Observation from a long long time ago. (NOT first person,s idea) but adequately borne out, by our BETTER!! Graphic Suppliers, suggestions that, Roller stocks, DO NOT, have to be presented, (for recovering) pre-knurled for adhesion of the compound??
In essence 21st century, Chemical method of adhesion to a round shaft, just retro application!!??
This trick was put to good use by a few Big Cylinder minders, when the SQUARE unslotted bar/tensioner, became a little polished, and began to slip the tension, The Minders just stuck abrasive on one flat of the square with D.S.A (double sided adhesive)
Crafty B*****S probably put 45 mins on their time sheets for Maintainence etc??

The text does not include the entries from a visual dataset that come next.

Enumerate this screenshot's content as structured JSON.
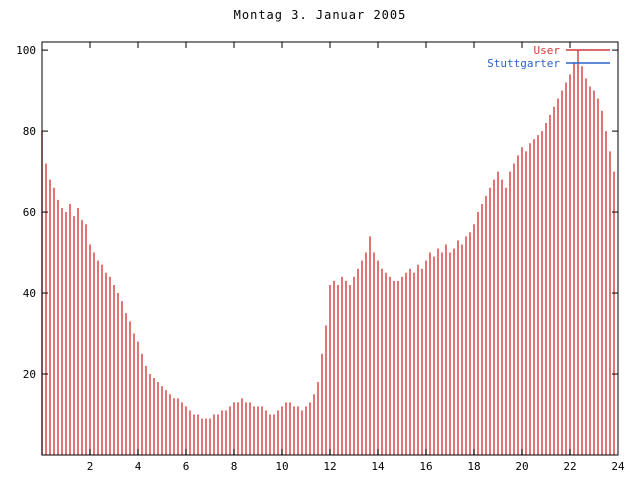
{
  "chart_data": {
    "type": "bar",
    "title": "Montag 3. Januar 2005",
    "xlabel": "",
    "ylabel": "",
    "xlim": [
      0,
      24
    ],
    "ylim": [
      0,
      102
    ],
    "x_ticks": [
      2,
      4,
      6,
      8,
      10,
      12,
      14,
      16,
      18,
      20,
      22,
      24
    ],
    "y_ticks": [
      20,
      40,
      60,
      80,
      100
    ],
    "grid": false,
    "legend_position": "top-right",
    "axis_color": "#000000",
    "background_color": "#ffffff",
    "series": [
      {
        "name": "User",
        "style": "impulses",
        "color": "#d43a3a",
        "x_start": 0,
        "x_step_hours": 0.1666667,
        "values": [
          80,
          72,
          68,
          66,
          63,
          61,
          60,
          62,
          59,
          61,
          58,
          57,
          52,
          50,
          48,
          47,
          45,
          44,
          42,
          40,
          38,
          35,
          33,
          30,
          28,
          25,
          22,
          20,
          19,
          18,
          17,
          16,
          15,
          14,
          14,
          13,
          12,
          11,
          10,
          10,
          9,
          9,
          9,
          10,
          10,
          11,
          11,
          12,
          13,
          13,
          14,
          13,
          13,
          12,
          12,
          12,
          11,
          10,
          10,
          11,
          12,
          13,
          13,
          12,
          12,
          11,
          12,
          13,
          15,
          18,
          25,
          32,
          42,
          43,
          42,
          44,
          43,
          42,
          44,
          46,
          48,
          50,
          54,
          50,
          48,
          46,
          45,
          44,
          43,
          43,
          44,
          45,
          46,
          45,
          47,
          46,
          48,
          50,
          49,
          51,
          50,
          52,
          50,
          51,
          53,
          52,
          54,
          55,
          57,
          60,
          62,
          64,
          66,
          68,
          70,
          68,
          66,
          70,
          72,
          74,
          76,
          75,
          77,
          78,
          79,
          80,
          82,
          84,
          86,
          88,
          90,
          92,
          94,
          97,
          100,
          96,
          93,
          91,
          90,
          88,
          85,
          80,
          75,
          70
        ]
      },
      {
        "name": "Stuttgarter",
        "style": "line",
        "color": "#2a63c8",
        "constant": 0
      }
    ]
  }
}
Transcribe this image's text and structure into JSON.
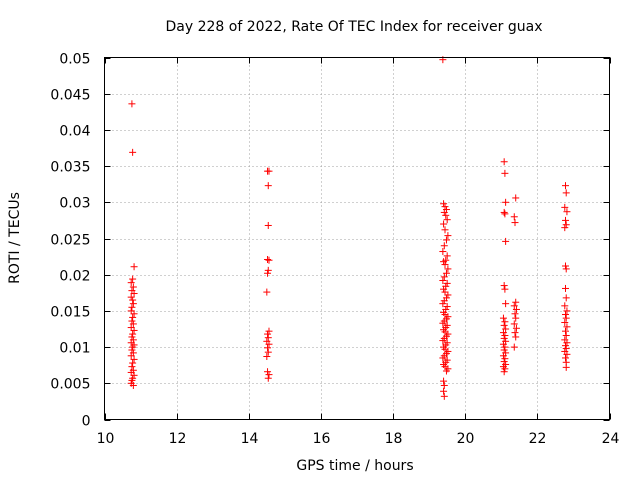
{
  "chart_data": {
    "type": "scatter",
    "title": "Day 228 of 2022, Rate Of TEC Index for receiver guax",
    "xlabel": "GPS time / hours",
    "ylabel": "ROTI / TECUs",
    "xlim": [
      10,
      24
    ],
    "ylim": [
      0,
      0.05
    ],
    "xticks": [
      10,
      12,
      14,
      16,
      18,
      20,
      22,
      24
    ],
    "xtick_labels": [
      "10",
      "12",
      "14",
      "16",
      "18",
      "20",
      "22",
      "24"
    ],
    "yticks": [
      0,
      0.005,
      0.01,
      0.015,
      0.02,
      0.025,
      0.03,
      0.035,
      0.04,
      0.045,
      0.05
    ],
    "ytick_labels": [
      "0",
      "0.005",
      "0.01",
      "0.015",
      "0.02",
      "0.025",
      "0.03",
      "0.035",
      "0.04",
      "0.045",
      "0.05"
    ],
    "grid": true,
    "marker": "+",
    "color": "#ff0000",
    "series": [
      {
        "name": "ROTI",
        "points": [
          [
            10.76,
            0.0436
          ],
          [
            10.78,
            0.0369
          ],
          [
            10.82,
            0.0211
          ],
          [
            10.78,
            0.0194
          ],
          [
            10.74,
            0.0189
          ],
          [
            10.8,
            0.0183
          ],
          [
            10.76,
            0.0178
          ],
          [
            10.82,
            0.0174
          ],
          [
            10.74,
            0.0169
          ],
          [
            10.78,
            0.0165
          ],
          [
            10.8,
            0.016
          ],
          [
            10.76,
            0.0155
          ],
          [
            10.74,
            0.015
          ],
          [
            10.82,
            0.0146
          ],
          [
            10.78,
            0.0141
          ],
          [
            10.76,
            0.0136
          ],
          [
            10.8,
            0.0132
          ],
          [
            10.74,
            0.0127
          ],
          [
            10.82,
            0.0123
          ],
          [
            10.78,
            0.0118
          ],
          [
            10.76,
            0.0114
          ],
          [
            10.8,
            0.011
          ],
          [
            10.74,
            0.0106
          ],
          [
            10.82,
            0.0103
          ],
          [
            10.78,
            0.01
          ],
          [
            10.76,
            0.0096
          ],
          [
            10.8,
            0.0092
          ],
          [
            10.74,
            0.0088
          ],
          [
            10.82,
            0.0083
          ],
          [
            10.78,
            0.0078
          ],
          [
            10.76,
            0.0073
          ],
          [
            10.8,
            0.0068
          ],
          [
            10.74,
            0.0065
          ],
          [
            10.82,
            0.0061
          ],
          [
            10.78,
            0.0057
          ],
          [
            10.76,
            0.0054
          ],
          [
            10.74,
            0.005
          ],
          [
            10.8,
            0.0047
          ],
          [
            14.52,
            0.0343
          ],
          [
            14.56,
            0.0343
          ],
          [
            14.54,
            0.0323
          ],
          [
            14.54,
            0.0268
          ],
          [
            14.52,
            0.0221
          ],
          [
            14.56,
            0.022
          ],
          [
            14.54,
            0.0206
          ],
          [
            14.52,
            0.0202
          ],
          [
            14.5,
            0.0176
          ],
          [
            14.56,
            0.0122
          ],
          [
            14.52,
            0.0118
          ],
          [
            14.54,
            0.0113
          ],
          [
            14.5,
            0.0108
          ],
          [
            14.56,
            0.0104
          ],
          [
            14.52,
            0.0099
          ],
          [
            14.54,
            0.0093
          ],
          [
            14.5,
            0.0087
          ],
          [
            14.52,
            0.0066
          ],
          [
            14.56,
            0.0062
          ],
          [
            14.54,
            0.0057
          ],
          [
            19.38,
            0.0497
          ],
          [
            19.4,
            0.0298
          ],
          [
            19.44,
            0.0294
          ],
          [
            19.48,
            0.029
          ],
          [
            19.42,
            0.0286
          ],
          [
            19.46,
            0.0282
          ],
          [
            19.5,
            0.0276
          ],
          [
            19.4,
            0.027
          ],
          [
            19.44,
            0.0262
          ],
          [
            19.52,
            0.0254
          ],
          [
            19.48,
            0.0248
          ],
          [
            19.42,
            0.024
          ],
          [
            19.38,
            0.0232
          ],
          [
            19.5,
            0.0226
          ],
          [
            19.46,
            0.022
          ],
          [
            19.4,
            0.0218
          ],
          [
            19.44,
            0.0214
          ],
          [
            19.52,
            0.0208
          ],
          [
            19.48,
            0.0202
          ],
          [
            19.42,
            0.0197
          ],
          [
            19.38,
            0.0192
          ],
          [
            19.5,
            0.0188
          ],
          [
            19.46,
            0.0184
          ],
          [
            19.4,
            0.018
          ],
          [
            19.44,
            0.0176
          ],
          [
            19.52,
            0.0172
          ],
          [
            19.48,
            0.0168
          ],
          [
            19.42,
            0.0164
          ],
          [
            19.38,
            0.016
          ],
          [
            19.5,
            0.0156
          ],
          [
            19.46,
            0.0152
          ],
          [
            19.4,
            0.0148
          ],
          [
            19.44,
            0.0145
          ],
          [
            19.52,
            0.0142
          ],
          [
            19.48,
            0.0139
          ],
          [
            19.42,
            0.0136
          ],
          [
            19.38,
            0.0133
          ],
          [
            19.5,
            0.013
          ],
          [
            19.46,
            0.0127
          ],
          [
            19.4,
            0.0124
          ],
          [
            19.44,
            0.0121
          ],
          [
            19.52,
            0.0118
          ],
          [
            19.48,
            0.0115
          ],
          [
            19.42,
            0.0112
          ],
          [
            19.38,
            0.0109
          ],
          [
            19.5,
            0.0106
          ],
          [
            19.46,
            0.0103
          ],
          [
            19.4,
            0.01
          ],
          [
            19.44,
            0.0097
          ],
          [
            19.52,
            0.0094
          ],
          [
            19.48,
            0.0091
          ],
          [
            19.42,
            0.0088
          ],
          [
            19.38,
            0.0085
          ],
          [
            19.5,
            0.0082
          ],
          [
            19.46,
            0.0079
          ],
          [
            19.4,
            0.0076
          ],
          [
            19.44,
            0.0073
          ],
          [
            19.52,
            0.007
          ],
          [
            19.48,
            0.0067
          ],
          [
            19.4,
            0.0053
          ],
          [
            19.42,
            0.0047
          ],
          [
            19.4,
            0.0039
          ],
          [
            19.42,
            0.0032
          ],
          [
            21.08,
            0.0356
          ],
          [
            21.1,
            0.034
          ],
          [
            21.12,
            0.03
          ],
          [
            21.08,
            0.0286
          ],
          [
            21.1,
            0.0284
          ],
          [
            21.12,
            0.0246
          ],
          [
            21.08,
            0.0185
          ],
          [
            21.1,
            0.018
          ],
          [
            21.12,
            0.016
          ],
          [
            21.06,
            0.014
          ],
          [
            21.1,
            0.0135
          ],
          [
            21.08,
            0.013
          ],
          [
            21.12,
            0.0125
          ],
          [
            21.06,
            0.012
          ],
          [
            21.1,
            0.0116
          ],
          [
            21.08,
            0.0112
          ],
          [
            21.12,
            0.0108
          ],
          [
            21.06,
            0.0104
          ],
          [
            21.1,
            0.01
          ],
          [
            21.08,
            0.0096
          ],
          [
            21.12,
            0.0092
          ],
          [
            21.06,
            0.0088
          ],
          [
            21.1,
            0.0084
          ],
          [
            21.08,
            0.008
          ],
          [
            21.12,
            0.0076
          ],
          [
            21.06,
            0.0073
          ],
          [
            21.1,
            0.007
          ],
          [
            21.08,
            0.0066
          ],
          [
            21.4,
            0.0306
          ],
          [
            21.36,
            0.028
          ],
          [
            21.38,
            0.0272
          ],
          [
            21.4,
            0.0162
          ],
          [
            21.36,
            0.0157
          ],
          [
            21.42,
            0.0152
          ],
          [
            21.38,
            0.0146
          ],
          [
            21.4,
            0.014
          ],
          [
            21.36,
            0.0132
          ],
          [
            21.42,
            0.0126
          ],
          [
            21.38,
            0.012
          ],
          [
            21.4,
            0.0114
          ],
          [
            21.36,
            0.01
          ],
          [
            22.78,
            0.0323
          ],
          [
            22.8,
            0.0313
          ],
          [
            22.76,
            0.0293
          ],
          [
            22.82,
            0.0287
          ],
          [
            22.78,
            0.0275
          ],
          [
            22.8,
            0.0269
          ],
          [
            22.76,
            0.0265
          ],
          [
            22.78,
            0.0212
          ],
          [
            22.8,
            0.0208
          ],
          [
            22.78,
            0.0181
          ],
          [
            22.8,
            0.0168
          ],
          [
            22.76,
            0.0157
          ],
          [
            22.82,
            0.015
          ],
          [
            22.78,
            0.0145
          ],
          [
            22.8,
            0.014
          ],
          [
            22.76,
            0.0134
          ],
          [
            22.82,
            0.0128
          ],
          [
            22.78,
            0.0122
          ],
          [
            22.8,
            0.0116
          ],
          [
            22.76,
            0.011
          ],
          [
            22.82,
            0.0106
          ],
          [
            22.78,
            0.0102
          ],
          [
            22.8,
            0.0098
          ],
          [
            22.76,
            0.0094
          ],
          [
            22.82,
            0.009
          ],
          [
            22.78,
            0.0085
          ],
          [
            22.8,
            0.0079
          ],
          [
            22.8,
            0.0072
          ]
        ]
      }
    ]
  }
}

But it is rumoured (so we believe)!! that Monotype operators also employed the wrap around trick with 24 inches of punch tape wrapped around the air Tower, as a loop, to run around the clock, galley after galley of folio blanks or running headings, of course that was ONLY for the devious Keyboard Operators benefit. The fine upstanding Caster Op,s would not stoop to those levels, although it is rumoured that One un-named Caster Op had to MARRY the Time Sheet/Clock card info processor, from the office to buy Her Silence!!!
Provable, and I rest my case *Your Honour* allegedly!!

The previous owner of my 325 didn’t have the pin bar for the clamp, and his solution was to drill and tap the existing holes of the reel. A piece of flat aluminum stock was drilled to align with the new holes. Screws now hold this against the tail of the drawsheet. Works, but awkward.
If you could remove the reel and ratchet and dog and reverse the orientation, it would work much better. Every autocylinder I used has an underhand turn to to the tail of the tympan, so that friction is all the hold needed. Why Vandercook used these pinbars and split reels is a mystery.

I just use a single piece of blue scotch masking tape to hold the mylar to the reel rod so it doesn’t slip on the first few rotations, then once it’s tight it holds into place fine.